I was a bit wary when I received Judah's Lion. Its title and that of many of its poems made clear to me that we were going to be talking about The Almighty, and not in a sort of New Age everything-is-divine kind of way; I’m talking about Old Testament smiting and personal conversations. As a member of the liberal elite who often chuckles evilly as she writes, I had a hard time getting into it at first. Cruddy, I thought, throwing it down. I’ve wasted a good poetry pick on a nurse who writes about Jesus.
The second time I picked it up, I read it straight through and loved it. This change of heart of manifested as an activation of latent Catholicism. No, I haven’t forgotten what il papa said about contraception. I’m referring to a visceral appreciation of spectacle, and more specifically, carnage.
University of Alaska Anchorage professor Anne Caston is, at best, ambivalent toward G-d, despite biblical allusions a-plenty (don’t worry, there are endnotes). He is depicted alternately as Craftsman, Potter, and One-Who-Has-Torn-and-Departed.

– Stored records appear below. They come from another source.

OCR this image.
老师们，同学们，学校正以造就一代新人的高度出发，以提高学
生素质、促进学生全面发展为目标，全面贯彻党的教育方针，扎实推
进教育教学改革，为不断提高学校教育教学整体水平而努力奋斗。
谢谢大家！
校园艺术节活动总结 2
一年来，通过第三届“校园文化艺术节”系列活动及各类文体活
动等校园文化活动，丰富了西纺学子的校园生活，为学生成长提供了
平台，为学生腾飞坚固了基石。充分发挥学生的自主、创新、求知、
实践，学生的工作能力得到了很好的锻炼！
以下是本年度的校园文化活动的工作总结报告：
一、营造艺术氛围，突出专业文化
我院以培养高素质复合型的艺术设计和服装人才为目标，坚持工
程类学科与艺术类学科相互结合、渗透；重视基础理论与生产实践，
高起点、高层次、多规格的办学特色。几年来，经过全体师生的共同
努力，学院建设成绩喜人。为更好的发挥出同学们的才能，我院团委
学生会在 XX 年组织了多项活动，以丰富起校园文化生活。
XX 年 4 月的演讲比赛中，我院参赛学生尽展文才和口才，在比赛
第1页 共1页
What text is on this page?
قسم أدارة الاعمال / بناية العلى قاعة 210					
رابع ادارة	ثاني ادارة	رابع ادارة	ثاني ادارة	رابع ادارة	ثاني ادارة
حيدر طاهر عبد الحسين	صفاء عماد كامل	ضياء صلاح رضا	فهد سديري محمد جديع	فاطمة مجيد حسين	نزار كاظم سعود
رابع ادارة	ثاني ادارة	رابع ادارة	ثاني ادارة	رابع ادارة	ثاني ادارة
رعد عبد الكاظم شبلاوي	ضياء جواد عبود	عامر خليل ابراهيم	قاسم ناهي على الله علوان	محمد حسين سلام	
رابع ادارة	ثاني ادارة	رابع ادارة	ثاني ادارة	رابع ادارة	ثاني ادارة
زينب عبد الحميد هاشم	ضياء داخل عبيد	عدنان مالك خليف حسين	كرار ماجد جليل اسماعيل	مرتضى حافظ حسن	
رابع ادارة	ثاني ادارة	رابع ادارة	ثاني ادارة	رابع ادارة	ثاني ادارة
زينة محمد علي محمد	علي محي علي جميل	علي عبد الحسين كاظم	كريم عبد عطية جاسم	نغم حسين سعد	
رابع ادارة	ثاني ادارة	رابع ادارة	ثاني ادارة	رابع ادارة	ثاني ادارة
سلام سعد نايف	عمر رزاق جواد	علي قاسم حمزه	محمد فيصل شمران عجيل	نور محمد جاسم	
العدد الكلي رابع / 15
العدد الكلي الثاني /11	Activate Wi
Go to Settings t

Caston’s characters are angry, half-formed, and ill, but He doesn’t stick around to fix what invariably breaks once creation has been set in motion. Her poetry, written in deceptively simple language, captures particularly well the disgusting beauty of hospital work, of the futile attempts to give a moment of happiness to those whose lives are on the verge of snapping.
She opens with a poem called “What Seems To Be” and questions her authority as observer and writer throughout the text. How dare she claim and record experiences that also belong to others? The first section, “Judah’s Lion,” focuses on a son who shares his mother’s madness and her gift for poetry, despite his literal bent. The City of God, he claims, is near Stone Mountain, Georgia. “The Story I Sometimes Tell Myself” is a personal mythology; its poems follow the growing-up of a woman and two doomed marriages: one wherein she loves something that will destroy itself and another that she loves after it is gone. The final section, “The Gathering House,” is a house of death: manifold, gruesome, heartbreaking.
The combined force is that of a life where suffering is without end, yet this is not a sad book. In the end it is, I think, a book about love. Her “Last Psalm” celebrates “what I have loved in this life/ the blossoming branch and the locust horde/ the beauty each is, and the terror.”